Anger as a gift

I did not get angry before becoming a mom. I felt angry but I didn’t give in to this feeling. It wasn’t necessary. There was no place or use for it. I was never wronged in such a way to cause me to call out my anger and use it as a shield. 

On the other hand, the well justified anger of my mom, often saved me from my own selfishness and wallowing in self pity. 

Imagine how many time my teenage self would see the world through a limited perspective and would blame others for my feelings. I could easily be sad, frustrated. I could compare myself to others and want more and still be dissatisfied when I got it.

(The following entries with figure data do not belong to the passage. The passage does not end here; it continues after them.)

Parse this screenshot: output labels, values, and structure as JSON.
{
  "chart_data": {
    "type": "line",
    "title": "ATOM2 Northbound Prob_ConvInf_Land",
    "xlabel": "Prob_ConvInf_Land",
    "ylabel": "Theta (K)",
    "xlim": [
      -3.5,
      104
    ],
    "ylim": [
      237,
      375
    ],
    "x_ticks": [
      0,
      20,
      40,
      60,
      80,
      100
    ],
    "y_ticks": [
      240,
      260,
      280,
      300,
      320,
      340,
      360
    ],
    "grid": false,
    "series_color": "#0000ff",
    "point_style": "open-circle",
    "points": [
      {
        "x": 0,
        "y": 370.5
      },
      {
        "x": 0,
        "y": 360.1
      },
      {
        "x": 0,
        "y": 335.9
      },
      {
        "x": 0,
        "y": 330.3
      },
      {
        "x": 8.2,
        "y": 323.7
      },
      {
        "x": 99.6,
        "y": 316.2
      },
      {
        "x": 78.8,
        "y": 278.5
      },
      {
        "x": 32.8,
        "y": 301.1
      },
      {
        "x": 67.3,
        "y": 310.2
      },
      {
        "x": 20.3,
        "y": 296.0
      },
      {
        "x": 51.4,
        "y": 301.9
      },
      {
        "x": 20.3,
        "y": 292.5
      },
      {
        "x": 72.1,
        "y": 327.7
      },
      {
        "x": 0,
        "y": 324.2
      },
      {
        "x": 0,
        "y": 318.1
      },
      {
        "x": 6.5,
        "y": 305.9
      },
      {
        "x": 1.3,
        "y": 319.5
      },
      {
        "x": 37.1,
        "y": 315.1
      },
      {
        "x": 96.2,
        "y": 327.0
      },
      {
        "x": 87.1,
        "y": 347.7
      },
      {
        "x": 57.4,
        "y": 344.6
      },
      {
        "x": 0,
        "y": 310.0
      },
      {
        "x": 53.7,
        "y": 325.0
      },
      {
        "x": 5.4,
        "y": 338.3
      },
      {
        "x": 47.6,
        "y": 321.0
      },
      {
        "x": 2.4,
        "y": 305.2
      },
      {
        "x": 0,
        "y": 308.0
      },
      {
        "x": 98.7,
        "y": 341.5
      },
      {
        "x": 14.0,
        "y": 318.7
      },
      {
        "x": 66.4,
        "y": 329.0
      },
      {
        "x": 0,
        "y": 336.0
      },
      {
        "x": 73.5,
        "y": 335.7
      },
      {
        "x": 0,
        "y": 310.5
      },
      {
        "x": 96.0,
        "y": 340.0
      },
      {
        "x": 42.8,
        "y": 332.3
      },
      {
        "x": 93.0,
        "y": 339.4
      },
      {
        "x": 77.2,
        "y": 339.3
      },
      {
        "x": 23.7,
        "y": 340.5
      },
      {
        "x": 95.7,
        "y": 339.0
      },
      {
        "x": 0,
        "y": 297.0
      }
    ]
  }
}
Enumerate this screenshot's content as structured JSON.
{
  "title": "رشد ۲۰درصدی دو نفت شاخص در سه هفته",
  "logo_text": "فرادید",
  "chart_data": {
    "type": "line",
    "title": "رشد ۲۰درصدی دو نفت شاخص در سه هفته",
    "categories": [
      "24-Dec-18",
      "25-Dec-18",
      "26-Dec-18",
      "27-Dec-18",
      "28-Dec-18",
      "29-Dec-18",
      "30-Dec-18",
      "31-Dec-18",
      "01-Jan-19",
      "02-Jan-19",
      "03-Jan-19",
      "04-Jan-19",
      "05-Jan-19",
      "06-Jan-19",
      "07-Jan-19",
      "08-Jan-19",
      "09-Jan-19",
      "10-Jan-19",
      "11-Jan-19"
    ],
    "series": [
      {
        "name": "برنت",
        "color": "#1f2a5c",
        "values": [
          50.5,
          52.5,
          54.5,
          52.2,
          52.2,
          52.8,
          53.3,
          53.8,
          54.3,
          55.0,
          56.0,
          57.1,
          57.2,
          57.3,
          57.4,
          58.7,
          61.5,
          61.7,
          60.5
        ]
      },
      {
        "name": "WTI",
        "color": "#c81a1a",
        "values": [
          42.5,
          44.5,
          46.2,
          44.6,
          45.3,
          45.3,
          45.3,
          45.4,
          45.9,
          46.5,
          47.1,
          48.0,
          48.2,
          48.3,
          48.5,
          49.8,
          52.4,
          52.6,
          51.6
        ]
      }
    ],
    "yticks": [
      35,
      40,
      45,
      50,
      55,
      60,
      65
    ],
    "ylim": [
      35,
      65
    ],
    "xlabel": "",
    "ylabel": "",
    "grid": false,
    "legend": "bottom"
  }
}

Maybe even more hopeless when I realized the empty place in my heart would only get bigger as I tried to fill it with all the wrong things. 

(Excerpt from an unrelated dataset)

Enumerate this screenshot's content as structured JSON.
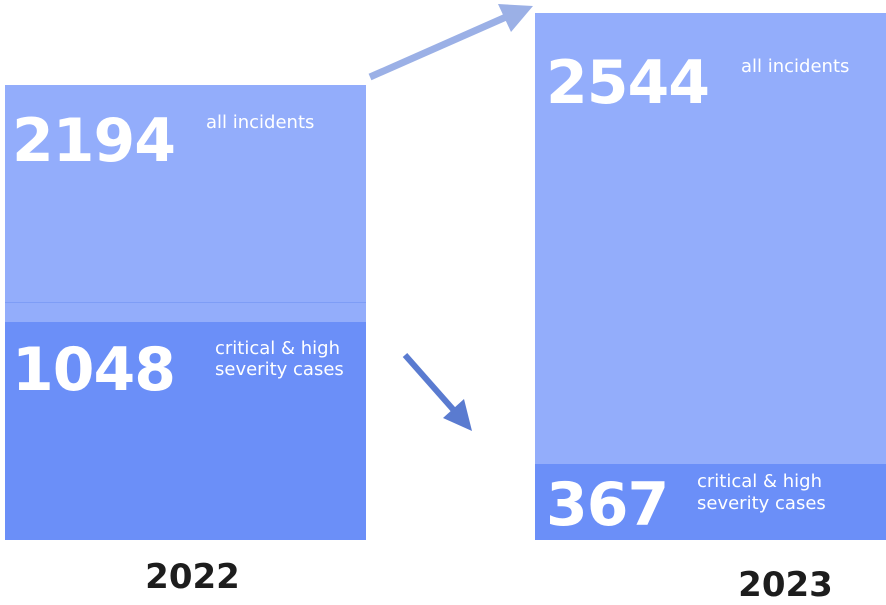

Then I would say or do something that enraged my mom. Suddenly the focus would shift. I would instantly forget about myself. It saved me from my own self pity and selfishness. 

Gentle parenting cuddles sin, pets the nasty greed, affirms and approves all the crazy selfish behavior. When a pinch of holy anger could say a clear stop to annoying altitudes and trains of thoughts that lead to death. 

Mothers, God gives us a gift of holy anger to unleash motivated by love, fear or loss, motivated by discomfort while we give a milion chances. Don’t waste your holy anger by turning it inwards. 

I cried many hours in despair, feeling my anger eating from the inside. Injustice, disobedience, abuse of my poor nerves, kids are selfish and self serving, and it helps them survive.

But when we set limits and trace them with clarity and anger, and we are honest with ourselves and others… well then there might just be hope for us all.